Article Text
Abstract
Introduction Colposcopic examination requires sufficient training to detect cervical intraepithelial neoplasia (CIN) with (1) high diagnostic accuracy and (2) minimizing time and reducing tissue biopsies. This study aimed to develop an artificial intelligence (AI) based system which replicates expert colposcopic examination techniques, independent of examiner skill.
Methods A retrospective analysis was performed using 8341 colposcopic videos from 2013 to 2019, consisting of seven cases of early-stage cervical cancer, 203 cases of CIN3, and 456 cases of CIN1. An AI-based lesion detection model was developed to identify major abnormal colposcopic findings. The model was first trained using annotated colposcopic findings with the highest acetic acid intensity in cervical cancer and CIN3 cases whose histological diagnoses were confirmed by biopsies. The developed AI model was then applied to CIN1 cases and the diagnostic accuracy of the lesions was evaluated.

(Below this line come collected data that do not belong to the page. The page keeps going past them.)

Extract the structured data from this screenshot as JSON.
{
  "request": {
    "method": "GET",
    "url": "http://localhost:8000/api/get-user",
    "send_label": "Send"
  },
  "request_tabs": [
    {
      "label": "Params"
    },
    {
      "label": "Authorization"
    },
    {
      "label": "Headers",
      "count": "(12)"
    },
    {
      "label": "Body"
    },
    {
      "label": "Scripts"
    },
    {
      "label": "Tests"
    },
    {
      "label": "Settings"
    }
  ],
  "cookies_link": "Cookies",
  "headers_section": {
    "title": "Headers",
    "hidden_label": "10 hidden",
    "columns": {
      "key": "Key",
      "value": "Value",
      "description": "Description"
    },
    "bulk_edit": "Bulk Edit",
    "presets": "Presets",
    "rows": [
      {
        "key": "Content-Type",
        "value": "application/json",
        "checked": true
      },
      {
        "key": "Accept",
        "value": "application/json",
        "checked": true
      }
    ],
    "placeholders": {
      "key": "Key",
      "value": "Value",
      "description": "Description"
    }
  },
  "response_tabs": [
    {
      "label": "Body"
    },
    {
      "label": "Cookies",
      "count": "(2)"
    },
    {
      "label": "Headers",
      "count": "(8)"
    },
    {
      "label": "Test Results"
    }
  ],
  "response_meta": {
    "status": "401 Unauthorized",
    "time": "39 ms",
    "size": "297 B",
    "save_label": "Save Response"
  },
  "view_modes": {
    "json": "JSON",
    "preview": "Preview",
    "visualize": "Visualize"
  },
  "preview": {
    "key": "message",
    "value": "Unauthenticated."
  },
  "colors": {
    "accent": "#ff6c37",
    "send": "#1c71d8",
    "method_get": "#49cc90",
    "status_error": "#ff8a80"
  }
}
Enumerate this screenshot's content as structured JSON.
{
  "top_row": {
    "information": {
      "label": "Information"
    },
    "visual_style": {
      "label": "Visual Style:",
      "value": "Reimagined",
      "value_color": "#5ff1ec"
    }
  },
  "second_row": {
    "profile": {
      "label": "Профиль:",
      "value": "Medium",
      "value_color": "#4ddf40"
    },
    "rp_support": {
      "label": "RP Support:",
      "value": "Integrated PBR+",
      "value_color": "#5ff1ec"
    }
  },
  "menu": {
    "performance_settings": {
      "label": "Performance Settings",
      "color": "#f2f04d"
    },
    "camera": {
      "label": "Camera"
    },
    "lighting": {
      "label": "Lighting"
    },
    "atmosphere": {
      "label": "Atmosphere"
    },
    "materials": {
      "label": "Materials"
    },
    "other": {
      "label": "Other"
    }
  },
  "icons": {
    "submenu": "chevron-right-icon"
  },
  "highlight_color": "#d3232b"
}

Results The AI-based model identified major abnormal colposcopic findings in cervical cancer and CIN3 cases with an area under the curve (AUC) of 0.89 for lesion area and 95% accuracy for number of lesions identified. The model also predicted minor abnormal colposcopic findings in CIN1 cases, with an AUC of 0.81 for detection of lesion area and 93% for identification of number of lesions. In addition, a heat map display based on the prediction results allowed visualization of the area of highest acetic acid intensity corresponding to the actual biopsy locations.
Conclusion/Implications Newly developed AI-based diagnostic system for colposcopy could identify CIN lesions with high accuracy and suggest appropriate biopsy sites.